11 August

Selling The Farm. A Turning Point

by Jon Katz
Turning Point: Selling Bedlam Farm

Bedlam Farm has been on the market for more than nine months. During the winter no one came to look at it. In the Spring we began to advertise, and consistently lowered the price. Lately, things have changed. People have begun to look at the farm, now reduced in price to a firm $375,000 (we just don’t want to lower it more for several reasons). We’ve done altars, meditations, totems and stones, energy attraction exercises of the mind. I’ve always had the feeling that this new price – we started at $475,000 – will get things moving.

Today the most wonderful thing happened. The family I have been dreaming of appeared, people from a congested Northeast state who are looking to change their lives. People without pretension or artifice. People who have had to deal with some hard realities of our world. People who are honest and direct. I turned to our realtor Kristin Preble when they left after a thorough three-hour tour, and I said “Kristin these are the ones. They are nice, honest, and they love the place.”  She smiled back at me, nodded.. “I hope so,” she said. I could feel something different, and she agreed. We have seen a lot of the city people who come up with so much attitude, fuss about the taxes or the kitchens, play mind games, make all sorts of demands, ask all sorts of picky questions, diddle and dally.

I don’t know if this family will want the farm or not, of if they will buy it – they have, I am sure, a lot of thinking to do. But it was thrilling for me to see people come here who got the place, could imagine all kinds of wonderful uses for the barns and property and who are seeking to change their lives in a meaningful way. People who love books, creativity, dogs. People who are so very real. For me that is the kind of energy I have seen seeking, waiting for. The match I want for this farm, which Maria and I love so dearly.

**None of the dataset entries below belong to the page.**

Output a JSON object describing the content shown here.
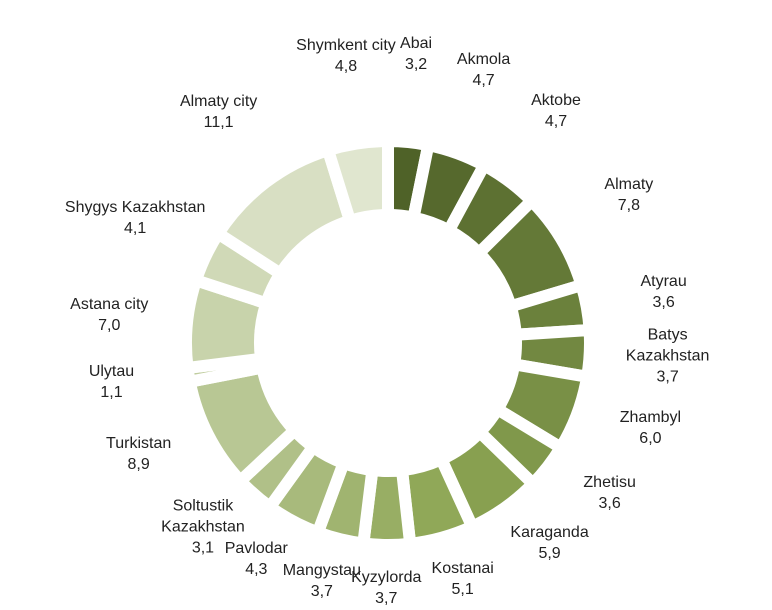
{
  "chart_data": {
    "type": "donut",
    "categories": [
      "Abai",
      "Akmola",
      "Aktobe",
      "Almaty",
      "Atyrau",
      "Batys Kazakhstan",
      "Zhambyl",
      "Zhetisu",
      "Karaganda",
      "Kostanai",
      "Kyzylorda",
      "Mangystau",
      "Pavlodar",
      "Soltustik\nKazakhstan",
      "Turkistan",
      "Ulytau",
      "Astana city",
      "Shygys Kazakhstan",
      "Almaty city",
      "Shymkent city"
    ],
    "values": [
      3.2,
      4.7,
      4.7,
      7.8,
      3.6,
      3.7,
      6.0,
      3.6,
      5.9,
      5.1,
      3.7,
      3.7,
      4.3,
      3.1,
      8.9,
      1.1,
      7.0,
      4.1,
      11.1,
      4.8
    ],
    "value_labels": [
      "3,2",
      "4,7",
      "4,7",
      "7,8",
      "3,6",
      "3,7",
      "6,0",
      "3,6",
      "5,9",
      "5,1",
      "3,7",
      "3,7",
      "4,3",
      "3,1",
      "8,9",
      "1,1",
      "7,0",
      "4,1",
      "11,1",
      "4,8"
    ],
    "colors": [
      "#4f6228",
      "#56692d",
      "#5d7132",
      "#647937",
      "#6b813c",
      "#728841",
      "#799046",
      "#80984b",
      "#88a050",
      "#90a858",
      "#98ae64",
      "#a0b470",
      "#a8ba7c",
      "#b0c088",
      "#b8c794",
      "#c0cd9f",
      "#c8d3ab",
      "#d0d9b7",
      "#d8dfc3",
      "#e0e6cf"
    ]
  }
}
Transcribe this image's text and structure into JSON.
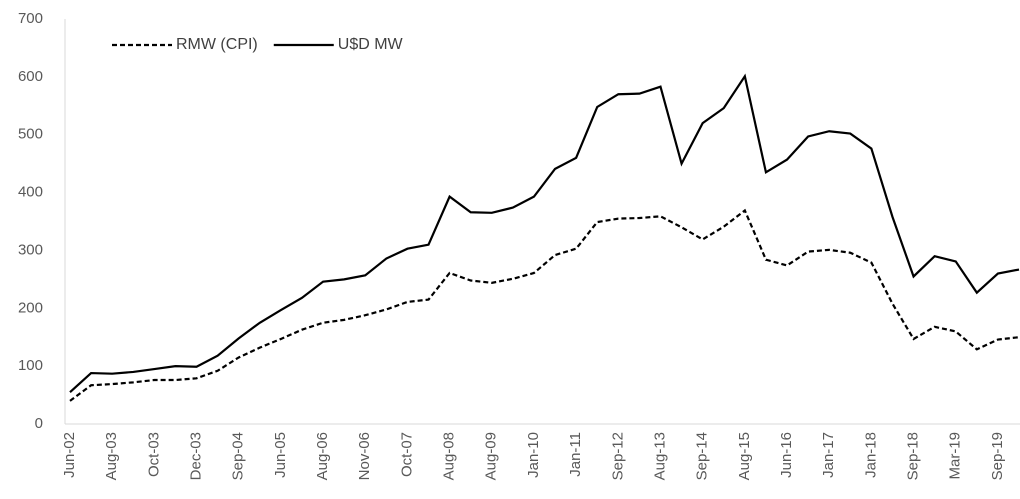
{
  "chart_data": {
    "type": "line",
    "categories": [
      "Jun-02",
      null,
      "Aug-03",
      null,
      "Oct-03",
      null,
      "Dec-03",
      null,
      "Sep-04",
      null,
      "Jun-05",
      null,
      "Aug-06",
      null,
      "Nov-06",
      null,
      "Oct-07",
      null,
      "Aug-08",
      null,
      "Aug-09",
      null,
      "Jan-10",
      null,
      "Jan-11",
      null,
      "Sep-12",
      null,
      "Aug-13",
      null,
      "Sep-14",
      null,
      "Aug-15",
      null,
      "Jun-16",
      null,
      "Jan-17",
      null,
      "Jan-18",
      null,
      "Sep-18",
      null,
      "Mar-19",
      null,
      "Sep-19",
      null
    ],
    "series": [
      {
        "name": "RMW (CPI)",
        "color": "#000000",
        "line_style": "dashed",
        "values": [
          40,
          67,
          69,
          72,
          76,
          76,
          79,
          92,
          115,
          132,
          147,
          163,
          175,
          180,
          188,
          198,
          211,
          215,
          261,
          248,
          244,
          251,
          261,
          292,
          303,
          349,
          355,
          356,
          359,
          340,
          319,
          341,
          369,
          284,
          274,
          298,
          301,
          296,
          279,
          208,
          147,
          168,
          160,
          129,
          146,
          150
        ]
      },
      {
        "name": "U$D MW",
        "color": "#000000",
        "line_style": "solid",
        "values": [
          55,
          88,
          87,
          90,
          95,
          100,
          99,
          118,
          148,
          175,
          197,
          218,
          246,
          250,
          257,
          286,
          303,
          310,
          393,
          366,
          365,
          374,
          393,
          441,
          460,
          548,
          570,
          571,
          583,
          450,
          520,
          546,
          601,
          435,
          457,
          497,
          506,
          502,
          476,
          358,
          255,
          290,
          281,
          227,
          260,
          267
        ]
      }
    ],
    "ylim": [
      0,
      700
    ],
    "yticks": [
      0,
      100,
      200,
      300,
      400,
      500,
      600,
      700
    ],
    "grid": false,
    "legend": "top-left"
  }
}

They did more for me than they know, coming up here, smiling and laughing, loving the barns, the view, the path. Their visit confirms that there are people who love this place, who get it. It is not just a place for them, it is important to them. I know they were close, I knew they were coming. I knew it. I don’t know if this family will decide to buy the farm, I do not have that kind of crystal ball, and in a way it doesn’t matter. They did me the wonderful favor of affirming my faith in this place, and in the idea that the right people will find it.